Features

State Control Is Bad, Except in Oakland, Says O’Connell

By J. Douglas Allen-Taylor
Tuesday November 13, 2007

California State School Superintendent Jack O’Connell said in an e-mail to an Oakland education activist this week that despite his belief that state school takeovers should be a “last option,” local control of the Oakland Unified School District will continue to be withheld until “the time is right.” 

Oakland education activist Susan Harman—who earlier this year testified in Sacramento in favor of Assemblymember Sandré Swanson’s ultimately vetoed AB45 Oakland local control bill—wrote O’Connell an e-mail inquiry in early November after seeing an October New York Times article on the No Child Left Behind federal law. 

In that article, the state superintendent said it was “unreasonable” under NCLB that some 700 California public schools were in danger of state takeover. “To have a successful program,” the Times quoted O’Connell as saying, “it really has to come from the community.” 

After Harman e-mailed O’Connell to point out the difference between this position and O’Connell’s opposition to Swanson’s local control bill, O’Connell responded that he saw no discrepancy.  

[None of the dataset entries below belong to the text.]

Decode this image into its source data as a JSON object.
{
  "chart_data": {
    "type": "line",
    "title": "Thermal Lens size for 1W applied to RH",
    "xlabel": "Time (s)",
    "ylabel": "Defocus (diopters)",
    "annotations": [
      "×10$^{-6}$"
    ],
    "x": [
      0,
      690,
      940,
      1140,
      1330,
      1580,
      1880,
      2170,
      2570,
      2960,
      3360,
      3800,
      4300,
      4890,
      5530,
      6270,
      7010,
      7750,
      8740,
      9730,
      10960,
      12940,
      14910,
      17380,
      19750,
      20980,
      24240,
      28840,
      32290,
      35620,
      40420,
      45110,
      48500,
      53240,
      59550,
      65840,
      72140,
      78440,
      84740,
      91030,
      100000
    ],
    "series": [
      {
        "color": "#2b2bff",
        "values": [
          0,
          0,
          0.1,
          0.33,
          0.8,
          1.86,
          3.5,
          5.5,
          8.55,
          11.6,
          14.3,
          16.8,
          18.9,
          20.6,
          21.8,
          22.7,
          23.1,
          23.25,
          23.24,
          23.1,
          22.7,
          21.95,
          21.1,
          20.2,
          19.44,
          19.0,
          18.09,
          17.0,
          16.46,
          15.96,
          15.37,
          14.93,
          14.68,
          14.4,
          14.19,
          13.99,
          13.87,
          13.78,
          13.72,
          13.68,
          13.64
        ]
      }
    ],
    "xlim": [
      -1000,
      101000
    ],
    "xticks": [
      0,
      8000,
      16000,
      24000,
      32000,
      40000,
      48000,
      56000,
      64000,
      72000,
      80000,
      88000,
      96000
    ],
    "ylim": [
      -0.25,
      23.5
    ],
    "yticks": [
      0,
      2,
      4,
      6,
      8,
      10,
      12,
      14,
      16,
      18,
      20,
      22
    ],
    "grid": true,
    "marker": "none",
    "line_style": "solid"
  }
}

“California’s educational system relies on local control for the management of school districts on the theory that those closest to the problems and needs of each individual district are the best able to make appropriate decisions on behalf of the district,” O’Connell wrote. “I strongly believe that successful programs require a partnership between the district governing board and the surrounding community. However, the circumstances surrounding the takeover of Oakland Unified School District (OUSD), included the state Legislature passing an emergency $100 million loan for an insolvent Oakland district, leading to state control of the school system. The district's insolvency, no matter who was ultimately at fault, did not bode well for the district's future ability to properly educate its students regardless of positive strides made through the nascent small school reform movement beginning to take shape at the time. Since then, the Fiscal Crisis and Management Assistance Team (FCMAT) has a proposed recovery plan, which outlines the improvements that would have to be achieved by the OUSD in order to reach fiscal solvency and be returned to local control.” 

Oakland’s schools have been under state management since a massive budget shortfall was discovered by OUSD school officials in 2003. No allegations of malfeasance were ever alleged, and the causes for the shortfall have been generally attributed to an earlier teacher pay raise and a drop in district income due to an unexpected decrease in attendance. 

Swanson’s bill, passed by the legislature but vetoed by Governor Arnold Schwarzenegger, would have taken the discretion for return to Oakland Unified local control out of the hands of the superintendent’s office and tied it directly to FCMAT’s recommendations. Under current law, the state superintendent makes a final decision on local control in any of five operational areas after FCMAT recommends that local control can be returned. O’Connell has never spelled out exactly what criteria he will use in determining when OUSD will be ready to be returned to local control.  

FCMAT has completed its latest round of assessments of OUSD and has tentatively scheduled a release of its recommendations at a special OUSD meeting on Thursday, Dec. 6.